- Born: Walter Albert Johnson September 18, 1937 Chester, Pennsylvania, U.S.
- Died: December 31, 2020 (aged 83) Bowling Green, Ohio, U.S.
- Education: Duke University
- Occupation: Electrical engineer
- Spouse: Mary Elizabeth English ​ ​(m. 1959)​

= Walter Johnson (electrical engineer) =

American electrical engineer

Walter Albert Johnson (September 18, 1937 – December 31, 2020), nicknamed "Wally", was an American electrical engineer.

== Early life and career ==
Johnson was born in Chester, Pennsylvania, the son of Horace Johnson and Gladys Jeglum. He attended and graduated from Bethesda-Chevy Chase High School. After graduating, he attended Duke University, earning his BSEE degree in 1960, which after earning his degree, he served in the United States Navy Reserve from 1961 to 1969.

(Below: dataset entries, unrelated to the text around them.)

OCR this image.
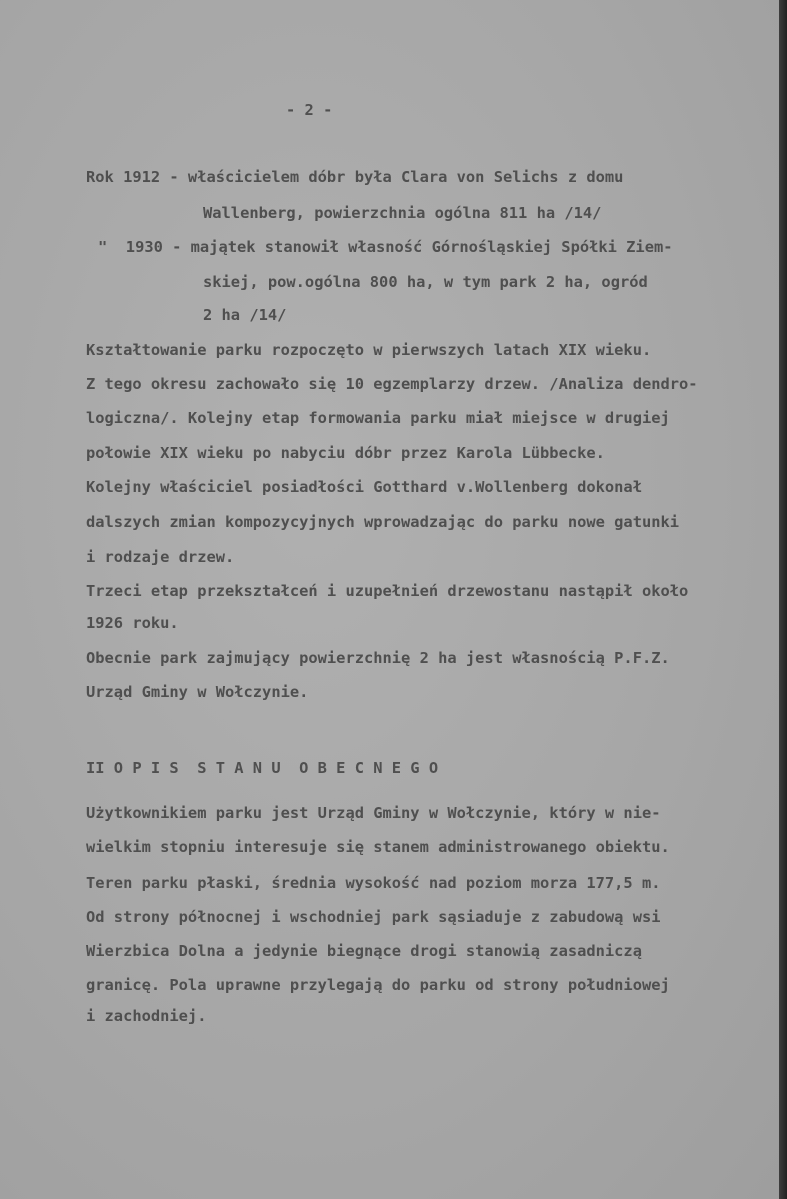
- 2 -
Rok 1912 - właścicielem dóbr była Clara von Selichs z domu
Wallenberg, powierzchnia ogólna 811 ha /14/
"  1930 - majątek stanowił własność Górnośląskiej Spółki Ziem-
skiej, pow.ogólna 800 ha, w tym park 2 ha, ogród
2 ha /14/
Kształtowanie parku rozpoczęto w pierwszych latach XIX wieku.
Z tego okresu zachowało się 10 egzemplarzy drzew. /Analiza dendro-
logiczna/. Kolejny etap formowania parku miał miejsce w drugiej
połowie XIX wieku po nabyciu dóbr przez Karola Lübbecke.
Kolejny właściciel posiadłości Gotthard v.Wollenberg dokonał
dalszych zmian kompozycyjnych wprowadzając do parku nowe gatunki
i rodzaje drzew.
Trzeci etap przekształceń i uzupełnień drzewostanu nastąpił około
1926 roku.
Obecnie park zajmujący powierzchnię 2 ha jest własnością P.F.Z.
Urząd Gminy w Wołczynie.
II O P I S  S T A N U  O B E C N E G O
Użytkownikiem parku jest Urząd Gminy w Wołczynie, który w nie-
wielkim stopniu interesuje się stanem administrowanego obiektu.
Teren parku płaski, średnia wysokość nad poziom morza 177,5 m.
Od strony północnej i wschodniej park sąsiaduje z zabudową wsi
Wierzbica Dolna a jedynie biegnące drogi stanowią zasadniczą
granicę. Pola uprawne przylegają do parku od strony południowej
i zachodniej.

Johnson worked at Pepco, a utility company that supplies electric power to Washington, D.C. During his time at Pepco, he held the titles of control center manager and vice president of special projects. In 1997, he was named a fellow of the Institute of Electrical and Electronics Engineers, "for leadership in advancing the applications of new technologies to power system operation".

== Personal life and death ==
In 1959, Johnson married Mary Elizabeth English. Their marriage lasted until Johnson's death in 2020.

Johnson died at his home in Bowling Green, Ohio, on December 31, 2020, at the age of 83.